A unit owner has the right to sell or lease his Unit providing he gives notice of the bona fide terms of any proposed sale or lease to the immediately contiguous Unit Owners and to the Board of Managers and obtains their approval for sale or lease․ If an immediately contiguous Unit Owner(s) disapproves of the transaction, such Owner(s) must give the selling or leasing Unit Owner and the Board of Managers written notice thirty (30) days after notice of the proposed sale or lease, of his intention to purchase or lease the Unit on the same terms, or other terms more favorable to the Owner of the Unit proposed for sale or lease.

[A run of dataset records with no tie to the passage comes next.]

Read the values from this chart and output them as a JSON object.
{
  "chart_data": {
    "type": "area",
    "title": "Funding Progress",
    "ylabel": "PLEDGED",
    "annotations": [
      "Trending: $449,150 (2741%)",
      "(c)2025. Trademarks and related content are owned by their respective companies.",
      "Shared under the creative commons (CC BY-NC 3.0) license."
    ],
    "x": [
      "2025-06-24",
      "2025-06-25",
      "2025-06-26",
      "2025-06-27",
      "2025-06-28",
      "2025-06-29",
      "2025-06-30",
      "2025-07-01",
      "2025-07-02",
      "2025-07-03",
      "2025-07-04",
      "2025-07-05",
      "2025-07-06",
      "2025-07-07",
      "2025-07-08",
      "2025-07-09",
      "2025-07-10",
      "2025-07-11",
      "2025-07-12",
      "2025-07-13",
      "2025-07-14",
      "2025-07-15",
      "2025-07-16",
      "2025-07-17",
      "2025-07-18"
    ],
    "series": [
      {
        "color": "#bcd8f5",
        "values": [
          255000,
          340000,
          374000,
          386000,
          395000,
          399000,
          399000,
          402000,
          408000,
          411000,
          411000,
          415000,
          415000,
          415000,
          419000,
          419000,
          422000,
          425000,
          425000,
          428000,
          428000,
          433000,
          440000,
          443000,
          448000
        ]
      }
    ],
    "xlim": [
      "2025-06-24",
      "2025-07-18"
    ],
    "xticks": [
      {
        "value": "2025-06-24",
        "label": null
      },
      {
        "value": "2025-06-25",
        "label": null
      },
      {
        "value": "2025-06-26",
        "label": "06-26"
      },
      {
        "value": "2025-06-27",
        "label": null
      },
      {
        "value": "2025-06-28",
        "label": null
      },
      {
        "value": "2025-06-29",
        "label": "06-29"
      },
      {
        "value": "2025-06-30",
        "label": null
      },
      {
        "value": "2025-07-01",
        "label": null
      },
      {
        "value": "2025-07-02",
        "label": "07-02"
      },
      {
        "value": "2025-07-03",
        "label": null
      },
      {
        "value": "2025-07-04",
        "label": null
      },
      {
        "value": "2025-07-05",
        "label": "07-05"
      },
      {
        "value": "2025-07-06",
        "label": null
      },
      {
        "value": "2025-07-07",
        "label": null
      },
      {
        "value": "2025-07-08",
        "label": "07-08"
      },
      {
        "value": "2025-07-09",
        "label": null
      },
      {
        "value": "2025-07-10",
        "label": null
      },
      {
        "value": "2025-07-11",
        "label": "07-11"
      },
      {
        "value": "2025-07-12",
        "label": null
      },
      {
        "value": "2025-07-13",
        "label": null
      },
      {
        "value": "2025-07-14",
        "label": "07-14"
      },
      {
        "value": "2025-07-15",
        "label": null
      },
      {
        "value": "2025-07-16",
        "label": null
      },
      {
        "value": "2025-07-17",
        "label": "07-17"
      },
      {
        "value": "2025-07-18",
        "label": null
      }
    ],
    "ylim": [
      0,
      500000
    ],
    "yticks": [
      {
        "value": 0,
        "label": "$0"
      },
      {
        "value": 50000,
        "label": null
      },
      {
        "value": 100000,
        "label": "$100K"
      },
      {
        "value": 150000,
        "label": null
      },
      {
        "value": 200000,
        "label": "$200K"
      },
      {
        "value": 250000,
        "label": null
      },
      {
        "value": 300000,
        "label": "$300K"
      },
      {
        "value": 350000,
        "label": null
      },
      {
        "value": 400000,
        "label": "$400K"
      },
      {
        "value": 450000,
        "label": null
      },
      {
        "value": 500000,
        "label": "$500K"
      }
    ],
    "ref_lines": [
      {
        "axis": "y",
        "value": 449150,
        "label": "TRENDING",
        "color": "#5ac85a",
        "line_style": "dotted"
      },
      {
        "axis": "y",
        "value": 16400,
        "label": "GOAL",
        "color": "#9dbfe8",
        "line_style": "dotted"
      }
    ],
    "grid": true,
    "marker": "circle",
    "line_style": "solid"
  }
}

Article XI, Section 3 sets forth the required notice of the bona fide terms of a sale, to be given to a holder of a right of first refusal:

A Unit Owner intending to make a transfer, sale or lease of the unit or any part thereof, or any interest therein, shall give notice to all immediately contiguous Unit Owners and to the Board of Managers of such intention.   He shall furnish ․ (i) the name and address of the intended grantee or lessee;  (ii) a statement of all of the terms of the transaction;  (iii) financial and professional references of the transferee or lessee;  (iv) the specific occupation of the transferee or lessee including any areas of specialization;  (v) an executed copy of the proposed contract to sell or lease;  and (vi) such other information as the immediately contiguous Unit Owners or the Board of Managers may reasonably require.  [Emphasis added]

 The basement space constituted a unit (see e.g. Royal York Owners Corp. v. Royal York Assoc., L.P., 43 A.D.3d 357, 358, 842 N.Y.S.2d 384 [2007], lv. denied 10 N.Y.3d 791, 857 N.Y.S.2d 25, 886 N.E.2d 788 [2008] ), and we adopt the motion court's reasoning that plaintiff's first-floor unit was “immediately contiguous” to the basement unit by reason of the common border, namely, the floor of plaintiff's unit and the ceiling of the basement.   Plaintiff thus had a right of first refusal with respect to the sale of the basement space.   Because the term “immediately contiguous” was plain and unambiguous, extrinsic evidence proffered by defendants could not be considered (see W.W.W. Assoc. v. Giancontieri, 77 N.Y.2d 157, 162-163, 565 N.Y.S.2d 440, 566 N.E.2d 639 [1990] ).

 “The right of first refusal, however, is contingent upon the existence of a valid, outstanding contract to a third party.   If there is no such contract, then there is nothing to accept or refuse” (Lin Broadcasting Corp. v. Metromedia, Inc., 139 A.D.2d 124, 135, 531 N.Y.S.2d 514 [1988], affd. 74 N.Y.2d 54, 544 N.Y.S.2d 316, 542 N.E.2d 629 [1989] ).   Since plaintiff was not required to act until the Board executed a contract with the individual defendant, the Board's defenses-notice, equitable estoppel, laches and unclean hands-are unavailing (see Nassau Trust Co. v. Montrose Concrete Prods. Corp., 56 N.Y.2d 175, 184, 451 N.Y.S.2d 663, 436 N.E.2d 1265 [1982] ).   Nor did plaintiff “waive” his right of first refusal, as there is no evidence in the record that he ever told anyone he had no plans to purchase the basement space (Golfo v. Kycia Assoc., Inc., 45 A.D.3d 531, 533, 845 N.Y.S.2d 122 [2007], lv. denied 10 N.Y.3d 704, 857 N.Y.S.2d 36, 886 N.E.2d 801 [2008] ).